Introduction: 3D Print Salvage
I recently made a rather large 3D printed project and was dismayed to come in after an 8 hour print to see one corner of the platform upturned.
This very quick tutorial is how I fixed this problem and salvaged the piece.
What you will need:
The 3D Printed object to be re-shaped
A surface that can take some heat (I used the drill plate to my drill press)
A heat gun
Something to reshape the plastic while it's HOT (I used a long bolt - not shown)
Step 1: Reshape 3D Printed Material
This piece was supposed to be the top of my 3D printed lantern. With the corner up like this I would not be able to use it. I could of just tried re-printing it, but this was a large piece and I didn't want to waste the material.
Step 2: Clamp
Clamp your damaged 3D printed piece to a surface that can get hot. As mentioned above I used the plate to my drill press. I first tried just holding it in place, but heat guns get HOT and I was cooking my hand, plus it was hard to hold the piece, hold the heat gun and reshape all with just 2 hands.
Step 3: Apply Heat
Do this very slowly. It only took a couple seconds (ON LOW) to get the plastic malleable. I didn't want to melt into a puddle and so I would aim the gun at the project for a second or two and then test if it was enough.
I would say within 10 seconds the plastic was soft enough to push it down (with a bolt - not my finger - I didn't want the kind of burn melted plastic can give) and reshape it.

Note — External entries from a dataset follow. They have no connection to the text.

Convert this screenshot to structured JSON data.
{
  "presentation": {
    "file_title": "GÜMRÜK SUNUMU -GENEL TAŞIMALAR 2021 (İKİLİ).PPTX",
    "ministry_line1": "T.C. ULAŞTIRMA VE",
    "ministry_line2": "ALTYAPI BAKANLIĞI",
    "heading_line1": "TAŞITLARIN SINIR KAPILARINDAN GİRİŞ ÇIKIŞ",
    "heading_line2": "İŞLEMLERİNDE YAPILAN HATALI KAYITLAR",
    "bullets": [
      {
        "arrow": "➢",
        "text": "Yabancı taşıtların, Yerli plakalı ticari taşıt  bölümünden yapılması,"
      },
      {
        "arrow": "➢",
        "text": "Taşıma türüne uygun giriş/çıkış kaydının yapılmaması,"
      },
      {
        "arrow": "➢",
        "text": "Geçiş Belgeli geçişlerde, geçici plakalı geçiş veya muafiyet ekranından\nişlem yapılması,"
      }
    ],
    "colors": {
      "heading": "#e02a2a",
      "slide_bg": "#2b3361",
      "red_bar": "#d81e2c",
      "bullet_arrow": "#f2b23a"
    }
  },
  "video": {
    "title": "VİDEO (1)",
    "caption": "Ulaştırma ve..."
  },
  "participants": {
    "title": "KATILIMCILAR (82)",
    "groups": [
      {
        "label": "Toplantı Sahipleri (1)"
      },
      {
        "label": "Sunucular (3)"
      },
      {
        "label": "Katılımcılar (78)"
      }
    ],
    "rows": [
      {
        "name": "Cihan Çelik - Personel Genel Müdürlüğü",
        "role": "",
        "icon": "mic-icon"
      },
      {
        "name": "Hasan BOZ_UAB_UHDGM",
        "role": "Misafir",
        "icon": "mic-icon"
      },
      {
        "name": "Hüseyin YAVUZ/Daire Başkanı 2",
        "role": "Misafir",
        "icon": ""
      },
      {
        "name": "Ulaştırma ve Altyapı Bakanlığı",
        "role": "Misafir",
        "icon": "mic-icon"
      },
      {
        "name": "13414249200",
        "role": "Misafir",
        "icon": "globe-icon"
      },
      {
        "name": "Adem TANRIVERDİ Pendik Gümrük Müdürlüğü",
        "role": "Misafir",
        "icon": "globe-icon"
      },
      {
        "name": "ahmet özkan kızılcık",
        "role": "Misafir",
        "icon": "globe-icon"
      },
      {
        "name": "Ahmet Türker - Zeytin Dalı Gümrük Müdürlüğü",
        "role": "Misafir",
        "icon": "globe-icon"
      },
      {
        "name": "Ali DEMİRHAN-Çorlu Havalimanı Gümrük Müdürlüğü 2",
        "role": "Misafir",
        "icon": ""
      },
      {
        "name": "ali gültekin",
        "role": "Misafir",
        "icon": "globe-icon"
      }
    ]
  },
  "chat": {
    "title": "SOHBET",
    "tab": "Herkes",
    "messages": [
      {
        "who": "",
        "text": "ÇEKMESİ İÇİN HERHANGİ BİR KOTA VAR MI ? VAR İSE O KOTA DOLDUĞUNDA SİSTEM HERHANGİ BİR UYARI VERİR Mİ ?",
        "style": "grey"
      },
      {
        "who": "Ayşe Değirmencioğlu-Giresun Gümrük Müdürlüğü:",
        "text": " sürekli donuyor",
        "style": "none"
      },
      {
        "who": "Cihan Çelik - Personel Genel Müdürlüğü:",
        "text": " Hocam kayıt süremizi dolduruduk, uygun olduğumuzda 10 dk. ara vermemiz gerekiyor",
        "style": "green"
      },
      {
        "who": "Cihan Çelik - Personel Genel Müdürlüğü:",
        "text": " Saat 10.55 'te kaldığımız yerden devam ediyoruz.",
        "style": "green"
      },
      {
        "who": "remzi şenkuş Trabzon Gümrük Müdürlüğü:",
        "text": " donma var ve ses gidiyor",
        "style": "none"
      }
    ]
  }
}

As it cooled I kept the bolt lightly against it so it wouldn't 'pop' back up.
Step 4: Let It Cool
I let the project cool for 5 minutes or so. After 5 minutes (by the time I put the heat gun up and got something to drink) it had cooled completely and was again hard and set.
Step 5: Done
Now my piece is usable and fits on top of my lantern. You can still see where I had re-shapped it, but I am sure that after I sand the whole project and paint it no-one will ever know it tried to be a problem piece :).